My abuela immigrated from Mérida, the capital city of the Mexican state of Yucatán, to the U.S. in high school. The caldo she prepared for me growing up contains carrots and onions. It's similar to the one you'll find on the menu at any Sanborn's in Mexico. But Raúl, my roommate who hails from the mountain city of Monterrey, grew up eating squash in his caldo. Green beans are also a common ingredient in other parts of the country.
In addition to being cheap and easy to make, another plus of this dish is that substitutions are simple. You can add green beans or zucchini to the recipe if you prefer to up your vegetable game. You can skip the chicken altogether and substitute the chicken stock with vegetable stock if you are looking for a vegetarian or vegan option. If you want to serve the soup with cheese, my abuela discovered a salty mozzarella to be a good substitute when she first moved to the states, but now it's easier to find queso fresco or Oaxaca cheese. Likewise, if you can't find epazote, you can skip the sprig.
Depending on your comfort level with spicy foods, you can also adjust the amount of chipotle you add to your broth. The recipe calls for two chiles with the seeds removed, but my abuela only uses half of a chile when she cooks for my grandfather. When I cook for Raúl, I don't bother to take out the seeds. Either way, an ice cold Mexican beer will further bring out the flavor of the soup and balance the heat of the peppers.

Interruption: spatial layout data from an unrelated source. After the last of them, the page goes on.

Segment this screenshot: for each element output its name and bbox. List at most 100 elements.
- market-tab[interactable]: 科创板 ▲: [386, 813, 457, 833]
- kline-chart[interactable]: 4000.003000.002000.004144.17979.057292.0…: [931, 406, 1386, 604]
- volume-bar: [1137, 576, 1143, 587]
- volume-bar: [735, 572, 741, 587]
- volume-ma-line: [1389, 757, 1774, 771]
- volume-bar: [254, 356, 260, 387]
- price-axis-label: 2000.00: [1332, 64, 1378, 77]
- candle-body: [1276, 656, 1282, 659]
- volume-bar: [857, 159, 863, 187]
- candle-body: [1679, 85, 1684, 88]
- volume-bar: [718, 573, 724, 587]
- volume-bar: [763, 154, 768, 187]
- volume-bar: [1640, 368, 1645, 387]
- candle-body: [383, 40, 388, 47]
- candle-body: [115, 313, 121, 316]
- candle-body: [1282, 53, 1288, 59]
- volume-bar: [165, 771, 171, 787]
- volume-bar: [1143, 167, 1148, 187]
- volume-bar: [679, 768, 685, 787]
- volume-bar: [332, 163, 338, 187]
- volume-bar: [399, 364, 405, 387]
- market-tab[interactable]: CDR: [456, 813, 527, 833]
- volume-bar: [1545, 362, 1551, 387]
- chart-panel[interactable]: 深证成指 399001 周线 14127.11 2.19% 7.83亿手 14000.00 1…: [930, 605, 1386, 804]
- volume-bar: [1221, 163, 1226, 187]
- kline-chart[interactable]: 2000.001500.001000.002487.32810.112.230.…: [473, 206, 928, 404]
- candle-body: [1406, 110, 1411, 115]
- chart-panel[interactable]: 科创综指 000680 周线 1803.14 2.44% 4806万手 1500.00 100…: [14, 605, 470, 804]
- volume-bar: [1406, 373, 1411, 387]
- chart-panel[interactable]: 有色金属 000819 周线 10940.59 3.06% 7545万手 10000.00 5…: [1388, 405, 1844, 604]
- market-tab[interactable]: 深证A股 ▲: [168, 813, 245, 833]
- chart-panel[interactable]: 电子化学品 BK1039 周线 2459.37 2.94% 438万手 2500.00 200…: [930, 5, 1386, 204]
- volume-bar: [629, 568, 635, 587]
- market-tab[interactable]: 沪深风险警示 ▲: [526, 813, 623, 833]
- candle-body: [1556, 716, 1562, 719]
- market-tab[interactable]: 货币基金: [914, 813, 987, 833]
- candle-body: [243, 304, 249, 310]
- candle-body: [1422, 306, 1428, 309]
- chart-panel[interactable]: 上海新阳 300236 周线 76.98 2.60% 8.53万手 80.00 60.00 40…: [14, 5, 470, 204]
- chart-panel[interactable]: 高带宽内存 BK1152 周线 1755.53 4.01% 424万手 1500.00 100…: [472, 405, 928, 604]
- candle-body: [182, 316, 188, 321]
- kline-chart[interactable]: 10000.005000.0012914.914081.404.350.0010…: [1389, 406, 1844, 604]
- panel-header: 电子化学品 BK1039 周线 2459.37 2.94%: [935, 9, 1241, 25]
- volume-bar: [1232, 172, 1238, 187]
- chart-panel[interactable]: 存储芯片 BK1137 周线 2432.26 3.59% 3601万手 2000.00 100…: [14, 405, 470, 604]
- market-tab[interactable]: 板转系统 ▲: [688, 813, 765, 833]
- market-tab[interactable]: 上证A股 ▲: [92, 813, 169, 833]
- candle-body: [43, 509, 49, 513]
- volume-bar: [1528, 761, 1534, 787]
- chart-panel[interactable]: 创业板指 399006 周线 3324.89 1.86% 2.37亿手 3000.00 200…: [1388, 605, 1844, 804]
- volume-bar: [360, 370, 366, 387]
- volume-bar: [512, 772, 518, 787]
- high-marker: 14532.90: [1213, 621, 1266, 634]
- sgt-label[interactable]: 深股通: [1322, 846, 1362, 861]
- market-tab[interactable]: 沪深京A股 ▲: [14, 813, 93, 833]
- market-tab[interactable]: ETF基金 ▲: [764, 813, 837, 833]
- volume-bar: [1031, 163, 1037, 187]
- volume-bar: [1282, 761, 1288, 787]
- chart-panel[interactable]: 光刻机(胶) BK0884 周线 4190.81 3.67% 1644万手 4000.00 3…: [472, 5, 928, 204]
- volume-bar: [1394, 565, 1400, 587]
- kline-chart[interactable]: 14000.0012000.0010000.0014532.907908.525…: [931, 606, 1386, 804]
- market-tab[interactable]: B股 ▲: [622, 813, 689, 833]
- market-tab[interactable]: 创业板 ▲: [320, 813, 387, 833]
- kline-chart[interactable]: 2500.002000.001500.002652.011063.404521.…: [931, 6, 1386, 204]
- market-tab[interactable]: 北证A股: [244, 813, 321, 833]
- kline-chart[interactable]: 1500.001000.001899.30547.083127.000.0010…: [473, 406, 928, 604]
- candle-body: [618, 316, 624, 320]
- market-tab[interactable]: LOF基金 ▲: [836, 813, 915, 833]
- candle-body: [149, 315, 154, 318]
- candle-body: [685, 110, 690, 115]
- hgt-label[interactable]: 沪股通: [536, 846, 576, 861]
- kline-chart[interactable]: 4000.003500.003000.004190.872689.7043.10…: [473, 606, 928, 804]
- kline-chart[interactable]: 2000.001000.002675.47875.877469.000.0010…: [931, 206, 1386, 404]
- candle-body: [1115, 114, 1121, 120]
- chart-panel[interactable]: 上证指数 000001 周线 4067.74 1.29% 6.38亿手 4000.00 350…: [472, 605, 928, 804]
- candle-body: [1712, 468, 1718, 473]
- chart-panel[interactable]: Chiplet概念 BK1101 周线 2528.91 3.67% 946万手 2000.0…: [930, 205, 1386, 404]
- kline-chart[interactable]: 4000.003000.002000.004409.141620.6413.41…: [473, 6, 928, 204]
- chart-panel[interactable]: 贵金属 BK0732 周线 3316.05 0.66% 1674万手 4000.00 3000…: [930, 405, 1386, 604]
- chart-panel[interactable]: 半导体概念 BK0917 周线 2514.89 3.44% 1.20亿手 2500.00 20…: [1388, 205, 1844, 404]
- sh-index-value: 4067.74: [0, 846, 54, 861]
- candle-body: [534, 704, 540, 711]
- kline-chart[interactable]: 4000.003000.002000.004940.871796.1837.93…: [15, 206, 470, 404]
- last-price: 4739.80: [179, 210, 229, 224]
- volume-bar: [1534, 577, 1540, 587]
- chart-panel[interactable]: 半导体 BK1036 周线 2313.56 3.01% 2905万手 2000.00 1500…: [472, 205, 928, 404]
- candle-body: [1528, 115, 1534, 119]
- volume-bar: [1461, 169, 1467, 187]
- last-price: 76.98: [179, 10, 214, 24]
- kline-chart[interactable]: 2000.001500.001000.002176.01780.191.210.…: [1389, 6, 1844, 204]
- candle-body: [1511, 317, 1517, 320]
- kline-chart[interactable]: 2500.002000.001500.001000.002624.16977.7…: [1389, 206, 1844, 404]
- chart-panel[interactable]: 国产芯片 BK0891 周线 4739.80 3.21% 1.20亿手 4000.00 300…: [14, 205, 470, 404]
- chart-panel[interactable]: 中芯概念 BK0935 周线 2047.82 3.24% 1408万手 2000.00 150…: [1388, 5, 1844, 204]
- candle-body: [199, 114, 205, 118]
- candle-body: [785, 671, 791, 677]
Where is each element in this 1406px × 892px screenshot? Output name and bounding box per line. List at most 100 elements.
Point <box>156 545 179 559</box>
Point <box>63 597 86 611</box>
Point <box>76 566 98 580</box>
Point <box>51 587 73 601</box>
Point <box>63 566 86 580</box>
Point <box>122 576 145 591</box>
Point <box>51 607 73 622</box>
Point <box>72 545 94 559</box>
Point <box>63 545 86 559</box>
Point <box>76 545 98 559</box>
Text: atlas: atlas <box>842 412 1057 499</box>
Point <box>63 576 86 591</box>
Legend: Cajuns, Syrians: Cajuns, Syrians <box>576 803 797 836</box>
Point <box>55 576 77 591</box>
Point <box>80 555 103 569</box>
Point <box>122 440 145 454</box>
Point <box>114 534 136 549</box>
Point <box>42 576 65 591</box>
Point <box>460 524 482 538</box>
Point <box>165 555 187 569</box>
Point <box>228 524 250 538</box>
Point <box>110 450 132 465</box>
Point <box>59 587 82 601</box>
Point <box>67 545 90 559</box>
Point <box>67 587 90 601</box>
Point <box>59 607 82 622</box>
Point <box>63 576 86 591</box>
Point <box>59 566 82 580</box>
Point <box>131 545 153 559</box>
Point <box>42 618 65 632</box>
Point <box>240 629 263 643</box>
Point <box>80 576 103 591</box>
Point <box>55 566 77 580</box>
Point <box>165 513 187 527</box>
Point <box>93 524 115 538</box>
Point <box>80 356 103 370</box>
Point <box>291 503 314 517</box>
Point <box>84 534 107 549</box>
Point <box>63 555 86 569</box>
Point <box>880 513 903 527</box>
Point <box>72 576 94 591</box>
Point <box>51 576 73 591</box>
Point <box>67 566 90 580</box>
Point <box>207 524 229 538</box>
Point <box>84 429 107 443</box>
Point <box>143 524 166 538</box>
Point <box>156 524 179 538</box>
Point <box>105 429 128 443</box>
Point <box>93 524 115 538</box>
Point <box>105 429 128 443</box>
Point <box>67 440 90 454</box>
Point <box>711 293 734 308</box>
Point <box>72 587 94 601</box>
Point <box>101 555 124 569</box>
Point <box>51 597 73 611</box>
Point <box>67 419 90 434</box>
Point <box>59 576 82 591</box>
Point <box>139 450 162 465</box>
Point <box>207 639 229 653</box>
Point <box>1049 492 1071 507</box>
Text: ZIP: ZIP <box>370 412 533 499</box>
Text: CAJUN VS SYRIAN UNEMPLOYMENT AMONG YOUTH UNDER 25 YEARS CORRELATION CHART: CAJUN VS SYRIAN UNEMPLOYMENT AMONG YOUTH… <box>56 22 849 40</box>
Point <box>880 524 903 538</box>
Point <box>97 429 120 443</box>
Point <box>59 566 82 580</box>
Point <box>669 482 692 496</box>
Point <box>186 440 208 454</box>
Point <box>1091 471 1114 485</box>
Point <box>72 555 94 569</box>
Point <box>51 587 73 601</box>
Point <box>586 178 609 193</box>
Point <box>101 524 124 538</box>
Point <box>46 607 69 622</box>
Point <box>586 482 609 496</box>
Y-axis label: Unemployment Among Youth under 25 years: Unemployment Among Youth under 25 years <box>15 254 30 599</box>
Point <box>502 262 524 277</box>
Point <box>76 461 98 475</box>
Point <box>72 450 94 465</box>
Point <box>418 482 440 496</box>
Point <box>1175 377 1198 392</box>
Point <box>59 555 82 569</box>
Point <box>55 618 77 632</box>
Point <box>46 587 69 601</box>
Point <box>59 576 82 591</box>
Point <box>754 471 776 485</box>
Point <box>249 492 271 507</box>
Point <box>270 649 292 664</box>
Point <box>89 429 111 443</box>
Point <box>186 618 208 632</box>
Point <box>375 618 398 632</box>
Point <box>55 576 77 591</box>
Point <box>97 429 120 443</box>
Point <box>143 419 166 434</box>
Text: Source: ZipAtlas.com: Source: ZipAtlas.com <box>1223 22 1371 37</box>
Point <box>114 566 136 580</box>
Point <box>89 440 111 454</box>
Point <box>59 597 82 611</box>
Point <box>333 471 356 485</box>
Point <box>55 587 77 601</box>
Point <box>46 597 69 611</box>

Looking for tips for Taco Tuesday or a Sunday supper? New York Times food editor Sam Sifton's shared tips for cooking tacos for a crowd during a recent appearance on "Salon Talks. You can watch my full interview with Sam Sifton below.
Recipe: Elena's Caldo Tlalpeño
From the kitchen of Elena Narvaez Neese
Yields 2 1/2 quarts
For the soup:
- 1 hearty chicken breast
- 6 cups of chicken stock
- 1 cup of chick peas (or about 1 can)
- 1 tablespoon of crushed garlic (or about three large cloves)
- 2/3 cup of carrots (thinly-sliced)
- 1/2 cup of Spanish onions (diced)
- 2 chipotle chiles (seeds removed)
- 2 tablespoons of cilantro (diced)
- 1 epazote sprig
- Olive oil
- 1 cup of white rice (cooked)
- 1 avocado, peeled and cut into bite-sized pieces
- 1 lemon (sliced)
- 1 tomato (diced)
- Mozzarella cheese (shredded)
1. Put the chicken stock, the chick peas and the garlic into a large pot and bring to a boil.
2. Reduce heat to medium, cover and boil for 20 minutes until the chicken is fully cooked.
3. Carefully remove the chicken, shred the meat and put it aside on a plate.
4. Heat the olive oil over medium high heat in a frying pan. Add the carrots and onion, and sauté the vegetables for three minutes. (Do not overcook them.)
5. Add the vegetables to the broth, along with the chipotle, epazote and salt. Cover the broth with a lid and slowly cook it for 30 more minutes. Add the cilantro when done, and taste for salt.
6. Divide the shredded chicken and a few slice of avocado among each soup bowl before before adding broth to them.
7. Serve the cheese, lemons, rice and tomatoes on the side, and guests can garnish and flavor their bowl of soup as they desire.
Reminder: Be careful when handling the chipotle peppers, as they are very hot. Wear gloves and/or wash your hands well after handling them.